Care would be provided in nonprofit facilities. The most progressive way to fund such a system would be through an earmarked income tax, which would be more than offset by eliminating premiums and out-of-pocket expenses."

Angell says the reason this has not happened is because "the private insurance industry has managed to convince many political leaders, including progressives, that a single-payer system is unrealistic. But what is truly unrealistic is anything else," she says. "My greatest concern about the Massachusetts plan is that when it unravels, people will draw the wrong lesson. They will assume that universal care at a cost we can afford is impossible, and give up on it. It's not impossible; it's just unlikely to be achievable while leaving our dysfunctional system in place."

So she envisions a utopia where "everyone is provided with whatever care he or she needs regardless of age and medical condition," with care "provided in nonprofit facilities" and funded by "an earmarked income tax."

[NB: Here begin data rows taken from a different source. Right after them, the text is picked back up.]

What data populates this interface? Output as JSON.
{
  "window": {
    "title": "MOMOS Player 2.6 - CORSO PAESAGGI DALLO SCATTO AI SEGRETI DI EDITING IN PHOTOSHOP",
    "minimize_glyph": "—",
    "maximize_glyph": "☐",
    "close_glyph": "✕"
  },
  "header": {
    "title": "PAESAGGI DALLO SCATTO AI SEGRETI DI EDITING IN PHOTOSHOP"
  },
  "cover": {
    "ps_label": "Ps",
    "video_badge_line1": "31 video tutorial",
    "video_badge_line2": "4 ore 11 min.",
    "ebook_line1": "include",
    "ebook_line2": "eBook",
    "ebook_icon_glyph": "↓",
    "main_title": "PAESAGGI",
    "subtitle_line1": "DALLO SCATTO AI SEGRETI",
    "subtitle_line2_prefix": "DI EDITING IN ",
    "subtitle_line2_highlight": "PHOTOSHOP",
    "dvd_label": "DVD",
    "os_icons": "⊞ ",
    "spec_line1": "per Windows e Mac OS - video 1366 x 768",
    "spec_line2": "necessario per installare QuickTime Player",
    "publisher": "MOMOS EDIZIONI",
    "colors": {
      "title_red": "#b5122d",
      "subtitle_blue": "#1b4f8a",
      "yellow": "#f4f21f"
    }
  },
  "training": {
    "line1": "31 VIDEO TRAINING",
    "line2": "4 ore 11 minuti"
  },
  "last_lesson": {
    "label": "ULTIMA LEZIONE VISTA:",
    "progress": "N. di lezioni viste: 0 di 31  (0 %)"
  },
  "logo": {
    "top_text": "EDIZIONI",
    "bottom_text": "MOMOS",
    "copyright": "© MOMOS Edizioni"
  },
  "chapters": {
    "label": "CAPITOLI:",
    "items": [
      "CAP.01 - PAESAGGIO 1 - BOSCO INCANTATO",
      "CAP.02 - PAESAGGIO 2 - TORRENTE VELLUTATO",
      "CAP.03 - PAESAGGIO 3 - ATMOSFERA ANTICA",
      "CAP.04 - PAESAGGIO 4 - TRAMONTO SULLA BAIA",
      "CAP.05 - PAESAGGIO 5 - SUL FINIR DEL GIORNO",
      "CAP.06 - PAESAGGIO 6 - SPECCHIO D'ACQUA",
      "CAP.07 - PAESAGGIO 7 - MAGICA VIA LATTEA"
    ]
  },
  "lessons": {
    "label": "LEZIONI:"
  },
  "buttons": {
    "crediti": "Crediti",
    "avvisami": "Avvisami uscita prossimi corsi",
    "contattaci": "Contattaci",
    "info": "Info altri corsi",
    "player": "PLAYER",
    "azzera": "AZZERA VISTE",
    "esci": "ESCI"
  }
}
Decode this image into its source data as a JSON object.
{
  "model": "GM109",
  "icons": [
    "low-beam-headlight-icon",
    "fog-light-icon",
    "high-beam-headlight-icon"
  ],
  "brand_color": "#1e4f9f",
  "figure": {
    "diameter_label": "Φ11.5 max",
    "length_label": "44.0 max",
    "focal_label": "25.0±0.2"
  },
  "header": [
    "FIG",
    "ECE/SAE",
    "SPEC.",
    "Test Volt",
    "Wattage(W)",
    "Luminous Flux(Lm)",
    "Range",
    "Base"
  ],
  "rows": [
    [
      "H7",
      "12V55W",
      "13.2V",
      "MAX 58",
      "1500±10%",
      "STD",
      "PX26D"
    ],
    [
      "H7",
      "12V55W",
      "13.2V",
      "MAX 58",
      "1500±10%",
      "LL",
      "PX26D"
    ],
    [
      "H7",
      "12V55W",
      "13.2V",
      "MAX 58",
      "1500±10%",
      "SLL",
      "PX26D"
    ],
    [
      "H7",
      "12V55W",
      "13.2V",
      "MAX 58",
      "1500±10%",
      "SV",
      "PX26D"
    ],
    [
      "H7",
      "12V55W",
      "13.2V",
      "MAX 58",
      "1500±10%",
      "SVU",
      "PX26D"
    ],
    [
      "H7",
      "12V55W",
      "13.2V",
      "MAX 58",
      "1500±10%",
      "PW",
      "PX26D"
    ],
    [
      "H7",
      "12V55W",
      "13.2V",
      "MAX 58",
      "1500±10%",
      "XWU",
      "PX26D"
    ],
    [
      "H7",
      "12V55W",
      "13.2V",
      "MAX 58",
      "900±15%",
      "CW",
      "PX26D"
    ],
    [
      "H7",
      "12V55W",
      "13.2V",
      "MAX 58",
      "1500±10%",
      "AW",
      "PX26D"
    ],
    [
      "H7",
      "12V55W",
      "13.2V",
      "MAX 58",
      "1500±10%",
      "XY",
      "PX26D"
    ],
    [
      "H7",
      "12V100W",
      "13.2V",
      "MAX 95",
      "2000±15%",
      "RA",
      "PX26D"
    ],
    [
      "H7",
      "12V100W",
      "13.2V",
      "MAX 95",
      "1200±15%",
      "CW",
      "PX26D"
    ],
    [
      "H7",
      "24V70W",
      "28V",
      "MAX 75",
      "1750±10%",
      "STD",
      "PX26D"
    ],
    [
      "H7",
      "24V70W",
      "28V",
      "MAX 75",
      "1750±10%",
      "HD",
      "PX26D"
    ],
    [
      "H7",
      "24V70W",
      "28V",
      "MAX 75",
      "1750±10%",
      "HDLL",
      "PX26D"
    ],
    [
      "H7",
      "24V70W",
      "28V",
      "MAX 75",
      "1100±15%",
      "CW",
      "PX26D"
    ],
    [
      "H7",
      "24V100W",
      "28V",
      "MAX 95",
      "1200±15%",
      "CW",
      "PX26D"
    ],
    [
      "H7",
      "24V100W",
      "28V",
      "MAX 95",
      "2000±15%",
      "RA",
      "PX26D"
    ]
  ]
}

The lack of understanding of economic and political forces is alarming. And there also is no indication that she recognizes the positive forces in our health sector today that are advancing medical progress, such as:

  • …private partnerships like the Asheville Project that show we can bring down the costs of treating those with chronic illnesses like diabetes while improving the quality of care
  • …Wal-Mart's consumer responsiveness in offering a month's supply of generic drugs for $4
  • …the success of retail health clinics in delivering convenient, affordable primary care
  • …the success of the Medicare prescription drug benefit offered by private, competing companies that provide broad access to generic and brand name drugs while the program is coming in hundreds of billions of dollars below budget estimates
  • …the $60 billion in private investment by pharmaceutical companies this year alone to develop tomorrow's new medicines.
  • …the success of employers in holding health cost increases down by using financial incentives to engage employees as partners in managing their health and health care

And the list could go on and on.

Are we really so polarized? We agree on the problem, but we have such vastly different views on the solution that you wonder if we ever will make progress.

Starting with a good diagnosis is important. But, my goodness, we will need to reach some agreement on a treatment plan.